Be that as it may, the dark [World Bank] cloud comes with a silver lining, China. The Red Dragon has emerged as a viable creditor lending over $1 trillion in the last decade to Africa, Latin America and Asia. Even when their debt contracts have been stricter than those of the other creditors, China is known not to exercise its loan rights.

This has won over the poor and middle-income countries especially because China treats them as equals. The Red Dragon is known to be flexible with debt payment because they have loans that enable borrowers to pay back in minerals, metals, and oil. This floats Africa’s boat. So, Uganda is most likely going to run into the arms of China for credit.

This threatens the superiority, and ideology of the West. When I reached out to Bernard Tabaire, the external affairs officer of the World Bank Group in Uganda, with respect to the threat posed by China as a ‘dangerous substitute’ creditor he referred me to David Theis, the press secretary and spokesperson of the World Bank Group, who met my queries with radio silence.

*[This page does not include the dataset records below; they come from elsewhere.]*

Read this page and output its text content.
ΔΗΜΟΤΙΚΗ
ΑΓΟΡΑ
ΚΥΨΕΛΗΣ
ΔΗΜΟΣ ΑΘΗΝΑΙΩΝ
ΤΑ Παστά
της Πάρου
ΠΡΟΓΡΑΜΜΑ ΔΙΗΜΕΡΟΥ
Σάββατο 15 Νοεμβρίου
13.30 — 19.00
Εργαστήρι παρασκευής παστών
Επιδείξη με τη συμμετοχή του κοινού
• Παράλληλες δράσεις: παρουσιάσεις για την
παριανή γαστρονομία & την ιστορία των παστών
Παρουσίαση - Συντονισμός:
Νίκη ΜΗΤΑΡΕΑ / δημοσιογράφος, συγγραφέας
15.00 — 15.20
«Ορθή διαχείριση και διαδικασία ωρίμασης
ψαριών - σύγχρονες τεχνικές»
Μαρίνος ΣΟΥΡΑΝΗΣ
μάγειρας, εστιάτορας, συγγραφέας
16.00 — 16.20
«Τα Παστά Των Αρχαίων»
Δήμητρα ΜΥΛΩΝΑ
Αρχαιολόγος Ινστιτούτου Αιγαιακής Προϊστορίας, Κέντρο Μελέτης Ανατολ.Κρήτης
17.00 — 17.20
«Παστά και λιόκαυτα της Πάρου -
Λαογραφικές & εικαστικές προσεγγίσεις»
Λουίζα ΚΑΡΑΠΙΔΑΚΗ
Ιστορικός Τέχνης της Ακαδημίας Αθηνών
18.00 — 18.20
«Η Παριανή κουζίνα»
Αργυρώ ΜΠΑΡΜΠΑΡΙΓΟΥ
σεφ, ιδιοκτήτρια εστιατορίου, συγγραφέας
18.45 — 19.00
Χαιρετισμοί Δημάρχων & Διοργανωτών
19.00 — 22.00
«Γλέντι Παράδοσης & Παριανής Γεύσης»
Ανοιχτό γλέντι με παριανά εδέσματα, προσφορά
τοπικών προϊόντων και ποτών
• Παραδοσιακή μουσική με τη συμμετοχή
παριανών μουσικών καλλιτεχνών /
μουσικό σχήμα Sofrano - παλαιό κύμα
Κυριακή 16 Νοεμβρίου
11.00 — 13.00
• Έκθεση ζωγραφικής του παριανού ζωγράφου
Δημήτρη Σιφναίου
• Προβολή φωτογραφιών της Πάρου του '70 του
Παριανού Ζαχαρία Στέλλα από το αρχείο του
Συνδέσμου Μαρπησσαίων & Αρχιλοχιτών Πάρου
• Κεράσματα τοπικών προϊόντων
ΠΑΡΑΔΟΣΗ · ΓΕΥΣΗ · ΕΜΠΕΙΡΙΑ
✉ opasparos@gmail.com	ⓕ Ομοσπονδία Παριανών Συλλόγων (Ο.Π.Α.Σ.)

It’s in this regard that I reckon that the Mexican standoff between Uganda and the World Bank will not last long because Uganda has credit options: China, Russia, even the on-the-horizon BRICS, and the moral support of Africa.

This poses a threat to the West who are major players in the World Bank. Also, the international lender has dollars which are more useful and productive to them in the hands of poor countries than they are sitting in coffers in Washington.